Il Jazz raccontato da un Maestro
Che spettacolo!
Non solo giusto ma anche doveroso verso se stessi, giunti al momento più importante della propria vita non solo professionale, che si testimoni quanto ascoltato e visto nel corso di decenni di passione e partecipazione dei quali s’intende portare a conoscenza chi abbia gli stessi interessi. Ed è un contributo importante, se non prezioso, per ogni lettore, anche a prescindere dai propri interessi per un genere o per un altro.
Chi, come l’autore, ha avuto la possibilità di assistere agli eventi di cui scrive, sa bene che “testimoniare” è quasi un liberarsi dall’unicità della memoria di se stessi portando l’“io c’ero” o l’“io ho ascoltato” o l’“io ho visto” ad altre vite, ad altre emozioni.
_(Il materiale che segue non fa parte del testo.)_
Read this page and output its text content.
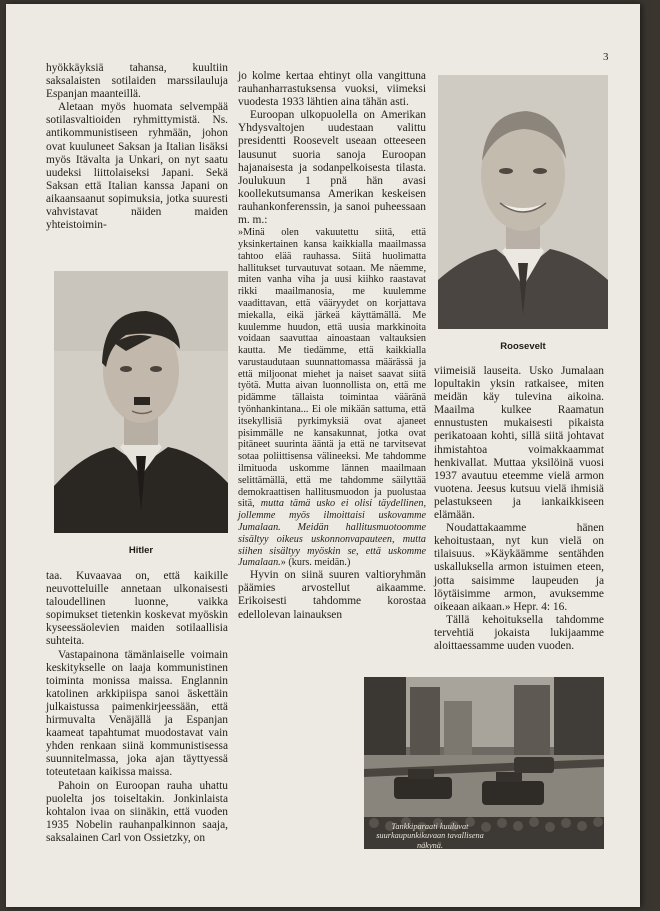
3

hyökkäyksiä tahansa, kuultiin saksalaisten sotilaiden marssilauluja Espanjan maanteillä.

Aletaan myös huomata selvempää sotilasvaltioiden ryhmittymistä. Ns. antikommunistiseen ryhmään, johon ovat kuuluneet Saksan ja Italian lisäksi myös Itävalta ja Unkari, on nyt saatu uudeksi liittolaiseksi Japani. Sekä Saksan että Italian kanssa Japani on aikaansaanut sopimuksia, jotka suuresti vahvistavat näiden maiden yhteistoimin-

Hitler

taa. Kuvaavaa on, että kaikille neuvotteluille annetaan ulkonaisesti taloudellinen luonne, vaikka sopimukset tietenkin koskevat myöskin kyseessäolevien maiden sotilaallisia suhteita.

Vastapainona tämänlaiselle voimain keskitykselle on laaja kommunistinen toiminta monissa maissa. Englannin katolinen arkkipiispa sanoi äskettäin julkaistussa paimenkirjeessään, että hirmuvalta Venäjällä ja Espanjan kaameat tapahtumat muodostavat vain yhden renkaan siinä kommunistisessa suunnitelmassa, joka ajan täyttyessä toteutetaan kaikissa maissa.

Pahoin on Euroopan rauha uhattu puolelta jos toiseltakin. Jonkinlaista kohtalon ivaa on siinäkin, että vuoden 1935 Nobelin rauhanpalkinnon saaja, saksalainen Carl von Ossietzky, on

jo kolme kertaa ehtinyt olla vangittuna rauhanharrastuksensa vuoksi, viimeksi vuodesta 1933 lähtien aina tähän asti.

Euroopan ulkopuolella on Amerikan Yhdysvaltojen uudestaan valittu presidentti Roosevelt useaan otteeseen lausunut suoria sanoja Euroopan hajanaisesta ja sodanpelkoisesta tilasta. Joulukuun 1 pnä hän avasi koollekutsumansa Amerikan keskeisen rauhankonferenssin, ja sanoi puheessaan m. m.:

»Minä olen vakuutettu siitä, että yksinkertainen kansa kaikkialla maailmassa tahtoo elää rauhassa. Siitä huolimatta hallitukset turvautuvat sotaan. Me näemme, miten vanha viha ja uusi kiihko raastavat rikki maailmanosia, me kuulemme vaadittavan, että vääryydet on korjattava miekalla, eikä järkeä käyttämällä. Me kuulemme huudon, että uusia markkinoita voidaan saavuttaa ainoastaan valtauksien kautta. Me tiedämme, että kaikkialla varustaudutaan suunnattomassa määrässä ja että miljoonat miehet ja naiset saavat siitä työtä. Mutta aivan luonnollista on, että me pidämme tällaista toimintaa vääränä työnhankintana... Ei ole mikään sattuma, että itsekyllisiä pyrkimyksiä ovat ajaneet pisimmälle ne kansakunnat, jotka ovat pitäneet suurinta ääntä ja että ne tarvitsevat sotaa poliittisensa välineeksi. Me tahdomme ilmituoda uskomme lännen maailmaan selittämällä, että me tahdomme säilyttää demokraattisen hallitusmuodon ja puolustaa sitä, mutta tämä usko ei olisi täydellinen, jollemme myös ilmoittaisi uskovamme Jumalaan. Meidän hallitusmuotoomme sisältyy oikeus uskonnonvapauteen, mutta siihen sisältyy myöskin se, että uskomme Jumalaan.» (kurs. meidän.)

Hyvin on siinä suuren valtioryhmän päämies arvostellut aikaamme. Erikoisesti tahdomme korostaa edellolevan lainauksen

Roosevelt

viimeisiä lauseita. Usko Jumalaan lopultakin yksin ratkaisee, miten meidän käy tulevina aikoina. Maailma kulkee Raamatun ennustusten mukaisesti pikaista perikatoaan kohti, sillä siitä johtavat ihmistahtoa voimakkaammat henkivallat. Muttaa yksilöinä vuosi 1937 avautuu eteemme vielä armon vuotena. Jeesus kutsuu vielä ihmisiä pelastukseen ja iankaikkiseen elämään.

Noudattakaamme hänen kehoitustaan, nyt kun vielä on tilaisuus. »Käykäämme sentähden uskalluksella armon istuimen eteen, jotta saisimme laupeuden ja löytäisimme armon, avuksemme oikeaan aikaan.» Hepr. 4: 16.

Tällä kehoituksella tahdomme tervehtiä jokaista lukijaamme aloittaessamme uuden vuoden.

Tankkiparaati kuuluvat suurkaupunkikuvaan tavallisena näkynä.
Viene narrata con grande naturalezza la nascita della passione per la musica “fin da quell’epico 4 giugno 1944, quando schiere di Marines euforici sfilarono in Via Appia Nuova” per poi “da adolescenti più cresciuti divenire pazzi della musica leggera… finché il Jazz divenne un’ipnosi a parte per quegli stravaganti personaggi del Be Bop che si chiamavano Charlie Parker, Thelonious Monk o Dizzy Gillespie”. Incontro fulminante, vissuto come attimo quasi eroico fino a che il Jazz si rivolse “a confondere e mischiare tutti gli stili del secolo precedente… un’antologica confusione di stili e cliché come sta succedendo a più o meno tutta la musica d’oggi”.
Uscire da se stessi e viverli ancora quei momenti, serate che non si chiuderanno mai, fianco a fianco con 25 “musicisti straordinari” e non solo quelli dediti alle Blue Notes: l’anima tanguera di Astor Piazzolla, il solare tropicalismo di Caetano Veloso e Maria Betanha, il boom swing di Cab Calloway, le sorprese fusion di Wayne Shorter, le distoniche armonie di Ornette Coleman, le imprese Hard Bop di Sonny Rollins e Benny Golson, il magnifico e struggente Cool di Chet Baker, l’eleganza formale di Gerry Mulligan, lo straordinario vocalismo di Ella Fitzgerald, il Latin graffiante di Gato Barbieri e, naturalmente, Louis Armstrong, Miles Davis e Keith Jarrett.
Si aggiunga a questo il merito d’aver dato vita al mensile “Gong” (punto di riferimento per molti giovani che, come il sottoscritto, cercavano Suoni diversi e una nuova realtà non solo musicale) e alla Label “Black Saint”, promotrice di ottime incisioni (personalmente mi pento di averne solo una quarantina di quei dischi, grazie alla simpatica disponibilità di Giovanni e Flavio Bonandrini, figure chiave dell’etichetta) e così di Giacomo Pellicciotti si può avere una parziale idea di quanto merito va lui ascritto come giornalista e come uomo di cultura avveduto, lungimirante e versatile. Il giornalista romano è un maestro di giornalismo musicale, testimonianza vivente di quanto quel Jazz che tanto ama ha cambiato la storia della musica, uno scrittore la cui penna è stata, credo non solo nel mio caso, esempio e stimolo per cercare di percorre i passi da lui suggeriti; ancora oggi all’alba delle sue 85 primavere è sempre un piacere leggerlo e meditare sulle sue riflessioni.